Her first instrument has always been her voice. Birkenes sang in the church choir at 5, then around town wherever and whenever her mom saw fit: malls, old folks' homes, theaters, even on local television once or twice. At 10, she recorded a cassette of children's classics and shopped it around to gas stations mainly. By 15, she was singing in bars, clearly underage but backed by a band of boys in their 20s. She focused on music in high school, then relocated to London to study drama.
A year later, Birkenes was on her own in England, having left college to chase singing leads. Mostly she spent an endless string of years as a terrible waitress and, after an exploratory trip to Los Angeles, a couple more years sofa-surfing, country-hopping, and racking up credit card debt as she wrote with different producers and shaped her sound into that of the inimitable Mr. Little Jeans we now know.
Like Mr. Little Jeans, a name Birkenes pulled from a character in a Wes Anderson film, Gardens & Villa are also generating buzz on the indie-pop scene. They are fresh off recording their second studio album. The Twilight Concert Series show will be their second live performance after taking a long break to record in a small town in rural Michigan. The boys in the band like their solitude, which partly explains their love of gardening as well. (They formed their name by incorporating the street they lived on, Villa, with their passion for gardening.)
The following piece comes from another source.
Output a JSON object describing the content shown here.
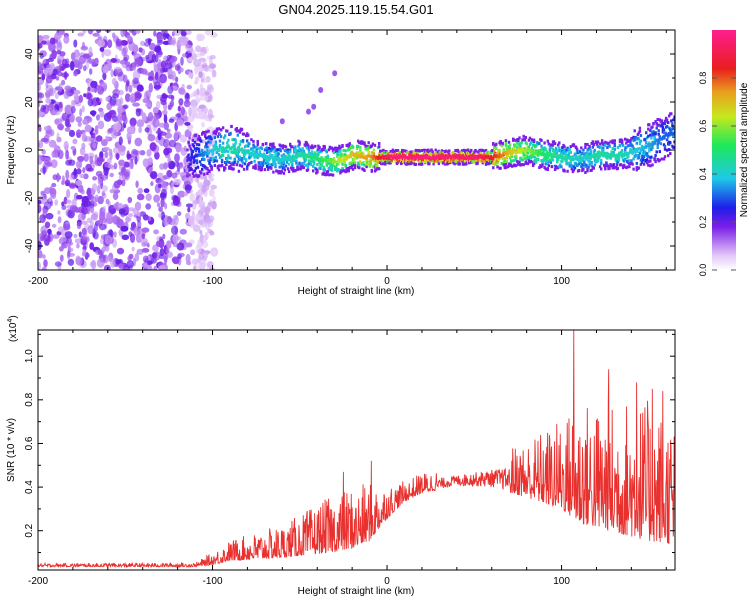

"We like to be where there is no distraction," said Adam Rasmussen, who mans they keys for the group. "Gardening is really a great way to start your day. It really makes you slow down, and the process is quite pure. Just sunlight and water."
Having formed in the quaint surf town of Santa Barbara, the band didn't feel pressure to assimilate or mimic the sounds of others. They let their style form organically. They met in school and gravitated toward one another because of similar interests in film, literature and philosophy.
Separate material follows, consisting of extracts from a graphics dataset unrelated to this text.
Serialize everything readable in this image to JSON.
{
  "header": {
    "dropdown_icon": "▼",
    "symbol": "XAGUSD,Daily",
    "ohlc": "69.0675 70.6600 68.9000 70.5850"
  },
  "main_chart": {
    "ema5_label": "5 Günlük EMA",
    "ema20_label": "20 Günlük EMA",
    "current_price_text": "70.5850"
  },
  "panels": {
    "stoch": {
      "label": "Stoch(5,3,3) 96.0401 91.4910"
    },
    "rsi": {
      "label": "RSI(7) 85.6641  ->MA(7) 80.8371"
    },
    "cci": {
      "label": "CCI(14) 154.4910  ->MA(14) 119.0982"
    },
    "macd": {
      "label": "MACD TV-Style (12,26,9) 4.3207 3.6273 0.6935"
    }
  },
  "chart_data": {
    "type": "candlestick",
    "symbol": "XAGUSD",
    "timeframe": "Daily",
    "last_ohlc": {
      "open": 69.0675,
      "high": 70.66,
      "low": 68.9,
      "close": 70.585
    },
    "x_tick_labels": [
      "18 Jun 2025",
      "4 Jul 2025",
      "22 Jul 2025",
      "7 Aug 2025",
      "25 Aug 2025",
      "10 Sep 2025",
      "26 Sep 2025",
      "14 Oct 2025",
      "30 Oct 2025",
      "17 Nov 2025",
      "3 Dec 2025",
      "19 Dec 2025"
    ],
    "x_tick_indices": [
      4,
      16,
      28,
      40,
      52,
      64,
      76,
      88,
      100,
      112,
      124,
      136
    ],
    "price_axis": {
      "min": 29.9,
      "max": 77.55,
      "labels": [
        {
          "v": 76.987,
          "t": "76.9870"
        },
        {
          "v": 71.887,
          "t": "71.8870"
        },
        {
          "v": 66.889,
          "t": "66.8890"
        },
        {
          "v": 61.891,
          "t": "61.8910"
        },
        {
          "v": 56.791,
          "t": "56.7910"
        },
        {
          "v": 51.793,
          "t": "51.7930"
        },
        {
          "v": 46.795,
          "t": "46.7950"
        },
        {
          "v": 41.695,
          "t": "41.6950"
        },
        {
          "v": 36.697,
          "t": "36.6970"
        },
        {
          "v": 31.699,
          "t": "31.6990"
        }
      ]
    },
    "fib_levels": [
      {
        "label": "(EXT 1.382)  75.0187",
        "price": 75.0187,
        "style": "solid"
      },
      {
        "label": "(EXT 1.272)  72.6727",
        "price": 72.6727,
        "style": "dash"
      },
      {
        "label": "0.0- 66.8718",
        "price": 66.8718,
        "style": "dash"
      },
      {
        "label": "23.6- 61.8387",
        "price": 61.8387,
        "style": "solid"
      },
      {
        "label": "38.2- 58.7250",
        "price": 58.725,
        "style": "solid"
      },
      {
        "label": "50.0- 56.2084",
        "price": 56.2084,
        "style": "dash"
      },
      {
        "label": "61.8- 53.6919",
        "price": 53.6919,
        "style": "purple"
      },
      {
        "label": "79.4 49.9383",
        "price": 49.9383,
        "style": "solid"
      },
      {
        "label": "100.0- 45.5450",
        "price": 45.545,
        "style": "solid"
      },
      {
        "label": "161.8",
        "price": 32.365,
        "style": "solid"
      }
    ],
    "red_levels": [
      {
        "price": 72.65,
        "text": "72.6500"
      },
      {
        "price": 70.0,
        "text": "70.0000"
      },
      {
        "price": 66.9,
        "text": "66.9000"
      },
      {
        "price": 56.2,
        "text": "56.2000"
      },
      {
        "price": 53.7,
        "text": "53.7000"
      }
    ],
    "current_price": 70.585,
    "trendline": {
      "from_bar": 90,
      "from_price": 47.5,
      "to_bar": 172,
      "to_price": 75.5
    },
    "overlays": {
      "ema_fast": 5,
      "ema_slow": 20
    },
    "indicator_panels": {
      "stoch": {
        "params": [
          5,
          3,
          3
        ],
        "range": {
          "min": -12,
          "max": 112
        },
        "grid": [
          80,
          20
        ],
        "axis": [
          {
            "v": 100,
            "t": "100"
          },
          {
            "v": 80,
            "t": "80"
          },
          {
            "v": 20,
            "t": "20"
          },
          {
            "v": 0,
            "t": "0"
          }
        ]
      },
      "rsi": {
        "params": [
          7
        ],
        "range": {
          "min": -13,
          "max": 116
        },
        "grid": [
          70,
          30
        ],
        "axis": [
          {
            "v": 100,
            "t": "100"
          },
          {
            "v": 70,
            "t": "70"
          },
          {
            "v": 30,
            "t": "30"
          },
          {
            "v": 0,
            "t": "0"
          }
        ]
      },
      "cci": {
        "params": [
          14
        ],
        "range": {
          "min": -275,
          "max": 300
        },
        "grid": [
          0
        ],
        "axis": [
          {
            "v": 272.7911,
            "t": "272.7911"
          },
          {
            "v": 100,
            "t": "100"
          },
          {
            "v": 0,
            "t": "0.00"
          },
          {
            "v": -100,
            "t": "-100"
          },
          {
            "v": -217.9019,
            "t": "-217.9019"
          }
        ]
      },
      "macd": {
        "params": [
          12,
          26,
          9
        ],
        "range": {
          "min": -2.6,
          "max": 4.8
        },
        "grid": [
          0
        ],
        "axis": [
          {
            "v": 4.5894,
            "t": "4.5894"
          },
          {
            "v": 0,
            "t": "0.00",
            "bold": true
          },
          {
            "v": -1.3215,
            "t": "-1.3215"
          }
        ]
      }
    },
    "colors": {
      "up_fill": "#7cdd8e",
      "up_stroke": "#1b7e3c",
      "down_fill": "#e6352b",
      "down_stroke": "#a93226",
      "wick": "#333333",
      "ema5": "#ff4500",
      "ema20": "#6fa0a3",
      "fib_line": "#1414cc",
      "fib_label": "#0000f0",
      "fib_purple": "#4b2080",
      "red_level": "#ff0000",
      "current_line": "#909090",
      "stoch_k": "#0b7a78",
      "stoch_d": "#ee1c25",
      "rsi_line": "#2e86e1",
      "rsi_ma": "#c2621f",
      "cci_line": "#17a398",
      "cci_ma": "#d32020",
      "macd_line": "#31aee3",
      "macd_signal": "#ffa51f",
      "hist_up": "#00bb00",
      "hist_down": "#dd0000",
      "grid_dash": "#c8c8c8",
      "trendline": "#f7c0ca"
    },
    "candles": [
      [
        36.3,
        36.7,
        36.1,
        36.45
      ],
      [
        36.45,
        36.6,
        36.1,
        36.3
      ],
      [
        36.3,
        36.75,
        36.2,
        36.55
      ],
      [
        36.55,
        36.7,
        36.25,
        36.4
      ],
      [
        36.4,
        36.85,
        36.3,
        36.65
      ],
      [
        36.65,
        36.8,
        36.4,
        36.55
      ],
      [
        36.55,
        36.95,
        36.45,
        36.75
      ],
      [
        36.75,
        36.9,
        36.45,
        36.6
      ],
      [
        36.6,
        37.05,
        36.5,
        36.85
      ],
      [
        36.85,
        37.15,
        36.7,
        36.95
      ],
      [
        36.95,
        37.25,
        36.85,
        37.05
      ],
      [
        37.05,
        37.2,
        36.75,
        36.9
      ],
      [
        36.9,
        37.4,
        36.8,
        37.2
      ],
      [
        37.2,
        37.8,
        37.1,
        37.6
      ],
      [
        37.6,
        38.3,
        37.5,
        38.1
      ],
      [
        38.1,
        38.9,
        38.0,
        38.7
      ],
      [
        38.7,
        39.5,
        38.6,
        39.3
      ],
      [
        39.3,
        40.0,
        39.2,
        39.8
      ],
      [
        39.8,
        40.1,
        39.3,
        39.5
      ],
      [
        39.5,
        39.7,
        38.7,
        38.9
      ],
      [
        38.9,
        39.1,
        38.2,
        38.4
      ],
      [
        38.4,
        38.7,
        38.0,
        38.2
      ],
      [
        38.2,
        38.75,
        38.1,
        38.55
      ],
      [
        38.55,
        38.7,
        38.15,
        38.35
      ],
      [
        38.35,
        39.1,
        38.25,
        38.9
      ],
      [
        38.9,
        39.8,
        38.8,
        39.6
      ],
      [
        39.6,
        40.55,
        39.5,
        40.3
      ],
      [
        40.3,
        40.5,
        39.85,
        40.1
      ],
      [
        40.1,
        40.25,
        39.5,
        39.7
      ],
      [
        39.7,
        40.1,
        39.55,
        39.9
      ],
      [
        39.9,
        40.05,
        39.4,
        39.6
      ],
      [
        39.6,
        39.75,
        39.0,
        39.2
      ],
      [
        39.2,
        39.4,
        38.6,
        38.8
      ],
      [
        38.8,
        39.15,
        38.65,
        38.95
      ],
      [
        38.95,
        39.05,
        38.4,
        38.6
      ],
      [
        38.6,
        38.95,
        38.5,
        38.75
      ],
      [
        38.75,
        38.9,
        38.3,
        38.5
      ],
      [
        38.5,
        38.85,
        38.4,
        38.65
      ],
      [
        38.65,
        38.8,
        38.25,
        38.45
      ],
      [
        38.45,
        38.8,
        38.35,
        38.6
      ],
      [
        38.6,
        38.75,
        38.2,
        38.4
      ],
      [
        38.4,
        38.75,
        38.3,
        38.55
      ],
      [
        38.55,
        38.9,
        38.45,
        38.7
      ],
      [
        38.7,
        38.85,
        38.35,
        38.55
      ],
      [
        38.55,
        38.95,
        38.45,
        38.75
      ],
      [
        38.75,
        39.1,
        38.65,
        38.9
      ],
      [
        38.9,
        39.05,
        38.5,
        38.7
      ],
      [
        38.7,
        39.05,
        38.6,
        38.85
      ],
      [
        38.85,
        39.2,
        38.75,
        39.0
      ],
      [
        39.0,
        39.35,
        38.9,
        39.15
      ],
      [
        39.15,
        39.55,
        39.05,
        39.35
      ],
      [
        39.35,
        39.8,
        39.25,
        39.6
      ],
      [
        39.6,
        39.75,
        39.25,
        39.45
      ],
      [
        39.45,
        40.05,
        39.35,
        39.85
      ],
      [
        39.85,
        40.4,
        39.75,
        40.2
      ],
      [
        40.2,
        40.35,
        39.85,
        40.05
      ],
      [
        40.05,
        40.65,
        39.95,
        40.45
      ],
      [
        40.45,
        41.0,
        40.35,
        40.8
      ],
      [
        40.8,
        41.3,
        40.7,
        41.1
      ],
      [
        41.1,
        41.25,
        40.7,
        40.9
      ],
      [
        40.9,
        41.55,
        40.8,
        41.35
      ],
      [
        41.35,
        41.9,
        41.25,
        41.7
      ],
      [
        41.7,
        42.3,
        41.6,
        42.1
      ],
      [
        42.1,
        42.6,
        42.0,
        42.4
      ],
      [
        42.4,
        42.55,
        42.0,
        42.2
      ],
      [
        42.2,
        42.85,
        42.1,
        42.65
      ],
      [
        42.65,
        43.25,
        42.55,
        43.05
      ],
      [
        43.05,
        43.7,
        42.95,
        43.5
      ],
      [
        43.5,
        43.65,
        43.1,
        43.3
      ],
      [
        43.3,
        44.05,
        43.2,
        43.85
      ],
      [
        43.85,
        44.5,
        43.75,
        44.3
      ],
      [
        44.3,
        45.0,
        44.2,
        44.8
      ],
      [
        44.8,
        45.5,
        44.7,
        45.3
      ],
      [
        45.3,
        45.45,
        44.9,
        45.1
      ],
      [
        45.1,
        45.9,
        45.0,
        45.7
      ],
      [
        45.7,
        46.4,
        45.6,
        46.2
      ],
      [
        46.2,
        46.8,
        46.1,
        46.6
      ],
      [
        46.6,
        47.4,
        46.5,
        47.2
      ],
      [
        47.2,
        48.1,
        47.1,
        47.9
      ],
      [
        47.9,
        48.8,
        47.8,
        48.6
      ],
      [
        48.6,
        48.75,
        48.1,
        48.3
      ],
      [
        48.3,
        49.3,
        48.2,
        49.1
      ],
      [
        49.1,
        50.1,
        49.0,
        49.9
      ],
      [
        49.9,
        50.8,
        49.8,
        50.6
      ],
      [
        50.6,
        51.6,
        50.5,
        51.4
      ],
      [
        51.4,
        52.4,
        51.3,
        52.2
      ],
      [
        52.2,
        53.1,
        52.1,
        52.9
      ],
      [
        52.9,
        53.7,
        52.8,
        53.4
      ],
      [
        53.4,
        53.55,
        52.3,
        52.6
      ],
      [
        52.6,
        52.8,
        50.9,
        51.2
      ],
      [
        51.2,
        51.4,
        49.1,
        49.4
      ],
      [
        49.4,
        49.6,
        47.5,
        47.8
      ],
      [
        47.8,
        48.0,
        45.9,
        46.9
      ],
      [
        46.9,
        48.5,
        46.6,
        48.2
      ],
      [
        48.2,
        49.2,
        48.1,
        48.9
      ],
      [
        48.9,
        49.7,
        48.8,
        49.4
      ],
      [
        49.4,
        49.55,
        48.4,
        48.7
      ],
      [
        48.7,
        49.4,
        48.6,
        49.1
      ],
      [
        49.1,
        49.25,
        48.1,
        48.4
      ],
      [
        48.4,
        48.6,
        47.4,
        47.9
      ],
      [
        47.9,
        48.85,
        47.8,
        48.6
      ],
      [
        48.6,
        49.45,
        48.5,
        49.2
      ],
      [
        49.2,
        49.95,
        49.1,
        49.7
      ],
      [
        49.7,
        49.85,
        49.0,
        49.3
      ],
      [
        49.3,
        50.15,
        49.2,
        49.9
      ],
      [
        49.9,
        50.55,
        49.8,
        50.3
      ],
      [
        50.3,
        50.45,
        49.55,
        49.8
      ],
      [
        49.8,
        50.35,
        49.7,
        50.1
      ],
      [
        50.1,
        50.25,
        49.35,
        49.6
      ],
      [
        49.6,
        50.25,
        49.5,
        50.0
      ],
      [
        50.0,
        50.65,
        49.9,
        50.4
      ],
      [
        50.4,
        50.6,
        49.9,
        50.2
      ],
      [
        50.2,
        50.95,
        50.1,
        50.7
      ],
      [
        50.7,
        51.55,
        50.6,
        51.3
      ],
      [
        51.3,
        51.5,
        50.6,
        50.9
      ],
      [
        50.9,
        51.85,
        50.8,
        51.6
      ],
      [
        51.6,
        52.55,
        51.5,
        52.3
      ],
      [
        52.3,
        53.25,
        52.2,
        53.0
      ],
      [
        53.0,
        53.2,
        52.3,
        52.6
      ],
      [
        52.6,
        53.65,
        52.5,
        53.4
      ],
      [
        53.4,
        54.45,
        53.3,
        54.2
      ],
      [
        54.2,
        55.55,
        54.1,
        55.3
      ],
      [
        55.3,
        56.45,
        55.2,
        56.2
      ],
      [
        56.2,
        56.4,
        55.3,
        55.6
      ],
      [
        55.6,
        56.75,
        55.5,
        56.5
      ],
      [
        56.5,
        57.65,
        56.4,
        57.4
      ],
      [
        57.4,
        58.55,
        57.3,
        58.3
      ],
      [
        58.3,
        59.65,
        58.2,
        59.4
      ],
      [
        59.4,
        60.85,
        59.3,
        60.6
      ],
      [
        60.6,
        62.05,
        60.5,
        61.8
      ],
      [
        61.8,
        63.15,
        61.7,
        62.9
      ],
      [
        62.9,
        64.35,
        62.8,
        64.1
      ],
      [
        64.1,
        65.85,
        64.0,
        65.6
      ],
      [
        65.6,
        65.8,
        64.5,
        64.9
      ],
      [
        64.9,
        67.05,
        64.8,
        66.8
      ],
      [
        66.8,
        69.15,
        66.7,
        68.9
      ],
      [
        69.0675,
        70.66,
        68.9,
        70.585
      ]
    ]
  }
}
"It just kind of made sense from the get-go," said Rasmussen, who began playing piano at a young age before trying his hand at the bass during his punk phase. "Santa Barbara is this really free place, not like a big city where there are shows every night and you might feel that pressure to take what is popular at the moment. There is a freedom to being removed."
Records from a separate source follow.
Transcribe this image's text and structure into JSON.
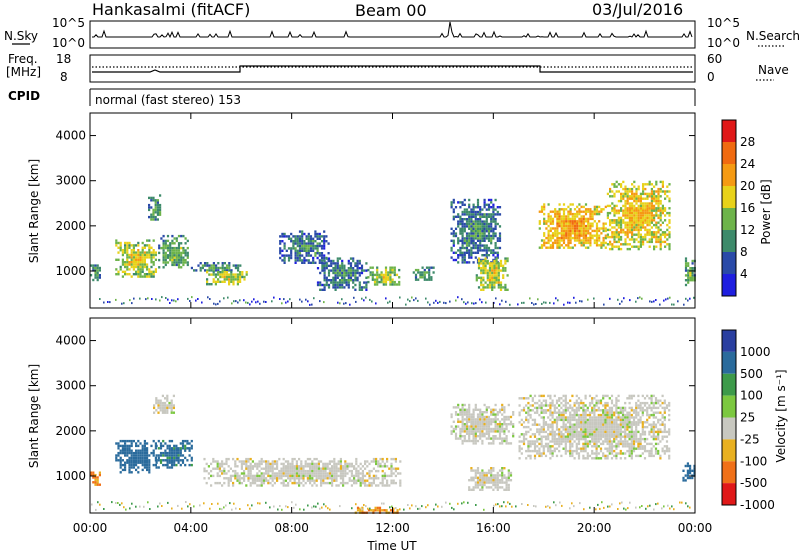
{
  "header": {
    "station": "Hankasalmi (fitACF)",
    "beam": "Beam 00",
    "date": "03/Jul/2016"
  },
  "noise_panel": {
    "left_label": "N.Sky",
    "right_label": "N.Search",
    "left_ticks": [
      "10^5",
      "10^0"
    ],
    "right_ticks": [
      "10^5",
      "10^0"
    ]
  },
  "freq_panel": {
    "left_label_1": "Freq.",
    "left_label_2": "[MHz]",
    "right_label": "Nave",
    "left_ticks": [
      "18",
      "8"
    ],
    "right_ticks": [
      "60",
      "0"
    ]
  },
  "cpid_panel": {
    "label": "CPID",
    "text": "normal (fast stereo) 153"
  },
  "power_panel": {
    "y_title": "Slant Range [km]",
    "colorbar_title": "Power [dB]",
    "colorbar_ticks": [
      "28",
      "24",
      "20",
      "16",
      "12",
      "8",
      "4"
    ]
  },
  "velocity_panel": {
    "y_title": "Slant Range [km]",
    "colorbar_title": "Velocity [m s⁻¹]",
    "colorbar_ticks": [
      "1000",
      "500",
      "100",
      "25",
      "-25",
      "-100",
      "-500",
      "-1000"
    ]
  },
  "x_axis": {
    "title": "Time UT",
    "ticks": [
      "00:00",
      "04:00",
      "08:00",
      "12:00",
      "16:00",
      "20:00",
      "00:00"
    ]
  },
  "colors": {
    "power_scale": [
      "#1f1fe0",
      "#2a4aa8",
      "#3d8a6a",
      "#6db34a",
      "#e8d21a",
      "#f59a12",
      "#f06a10",
      "#e01818"
    ],
    "velocity_scale": [
      "#2a3fa0",
      "#2a6b9c",
      "#3d9a4a",
      "#7cc840",
      "#c8c8c0",
      "#e8b020",
      "#f07018",
      "#e01818"
    ]
  },
  "chart_data": [
    {
      "type": "heatmap",
      "title": "",
      "xlabel": "Time UT",
      "ylabel": "Slant Range [km]",
      "xlim_hours": [
        0,
        24
      ],
      "ylim_km": [
        180,
        4500
      ],
      "y_ticks": [
        1000,
        2000,
        3000,
        4000
      ],
      "colorbar": "Power [dB]",
      "colorbar_range": [
        0,
        32
      ],
      "echo_regions": [
        {
          "t_start": 0.0,
          "t_end": 0.4,
          "r_min": 800,
          "r_max": 1200,
          "value_db": 8
        },
        {
          "t_start": 1.0,
          "t_end": 2.6,
          "r_min": 900,
          "r_max": 1700,
          "value_db": 14
        },
        {
          "t_start": 2.3,
          "t_end": 2.8,
          "r_min": 2100,
          "r_max": 2700,
          "value_db": 8
        },
        {
          "t_start": 2.7,
          "t_end": 3.9,
          "r_min": 1100,
          "r_max": 1800,
          "value_db": 10
        },
        {
          "t_start": 4.0,
          "t_end": 6.0,
          "r_min": 1000,
          "r_max": 1200,
          "value_db": 8
        },
        {
          "t_start": 4.6,
          "t_end": 6.2,
          "r_min": 700,
          "r_max": 1000,
          "value_db": 14
        },
        {
          "t_start": 7.5,
          "t_end": 9.5,
          "r_min": 1200,
          "r_max": 1900,
          "value_db": 6
        },
        {
          "t_start": 9.0,
          "t_end": 11.0,
          "r_min": 600,
          "r_max": 1300,
          "value_db": 6
        },
        {
          "t_start": 11.0,
          "t_end": 12.3,
          "r_min": 700,
          "r_max": 1100,
          "value_db": 12
        },
        {
          "t_start": 12.8,
          "t_end": 13.6,
          "r_min": 800,
          "r_max": 1100,
          "value_db": 8
        },
        {
          "t_start": 14.3,
          "t_end": 16.3,
          "r_min": 1200,
          "r_max": 2600,
          "value_db": 6
        },
        {
          "t_start": 15.3,
          "t_end": 16.6,
          "r_min": 600,
          "r_max": 1300,
          "value_db": 14
        },
        {
          "t_start": 17.8,
          "t_end": 20.5,
          "r_min": 1500,
          "r_max": 2500,
          "value_db": 18
        },
        {
          "t_start": 20.5,
          "t_end": 23.0,
          "r_min": 1500,
          "r_max": 3000,
          "value_db": 16
        },
        {
          "t_start": 23.6,
          "t_end": 24.0,
          "r_min": 700,
          "r_max": 1300,
          "value_db": 10
        }
      ]
    },
    {
      "type": "heatmap",
      "title": "",
      "xlabel": "Time UT",
      "ylabel": "Slant Range [km]",
      "xlim_hours": [
        0,
        24
      ],
      "ylim_km": [
        180,
        4500
      ],
      "y_ticks": [
        1000,
        2000,
        3000,
        4000
      ],
      "colorbar": "Velocity [m s⁻¹]",
      "colorbar_levels": [
        -1000,
        -500,
        -100,
        -25,
        25,
        100,
        500,
        1000
      ],
      "echo_regions": [
        {
          "t_start": 0.0,
          "t_end": 0.4,
          "r_min": 800,
          "r_max": 1100,
          "value_ms": -150
        },
        {
          "t_start": 1.0,
          "t_end": 2.6,
          "r_min": 1100,
          "r_max": 1800,
          "value_ms": 300
        },
        {
          "t_start": 2.6,
          "t_end": 4.0,
          "r_min": 1200,
          "r_max": 1800,
          "value_ms": 200
        },
        {
          "t_start": 2.5,
          "t_end": 3.3,
          "r_min": 2400,
          "r_max": 2800,
          "value_ms": 0
        },
        {
          "t_start": 4.5,
          "t_end": 12.3,
          "r_min": 800,
          "r_max": 1400,
          "value_ms": 0
        },
        {
          "t_start": 10.5,
          "t_end": 12.2,
          "r_min": 200,
          "r_max": 320,
          "value_ms": -120
        },
        {
          "t_start": 14.3,
          "t_end": 16.8,
          "r_min": 1700,
          "r_max": 2600,
          "value_ms": 0
        },
        {
          "t_start": 15.0,
          "t_end": 16.7,
          "r_min": 700,
          "r_max": 1200,
          "value_ms": 0
        },
        {
          "t_start": 17.0,
          "t_end": 23.0,
          "r_min": 1400,
          "r_max": 2800,
          "value_ms": 0
        },
        {
          "t_start": 23.5,
          "t_end": 24.0,
          "r_min": 900,
          "r_max": 1300,
          "value_ms": 300
        }
      ]
    }
  ]
}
Fans can expect to hear plenty of tracks from their self-entitled debut when they play the Pier, but they will also pull out a few new tracks to see how the audience reacts.
"We didn't reinvent the wheel, but there is definitely a different feel to this album," he said. "We had more time with this one … . The first one feels a little more retro maybe, whereas this record is very cinematic at points. It was nice to have a full month to record as opposed to a week in the studio. We're still mixing [the record] and are kind of living with it, so I think until we have some time away from it and distance to reinterpret it, it will be hard to say what the sound is."
It will certainly have plenty of the synth-driven vibe of the first record but with more layering.
"We're really looking forward to playing at the Pier," said Rasmussen, who remembers as a kid seeing a Cirque de Soleil show there. "It will be interesting to see how people respond. I know from looking at photos my sister takes at the concerts that it looks awesome, the crowd looks really animated and we are fortunate to have this opportunity."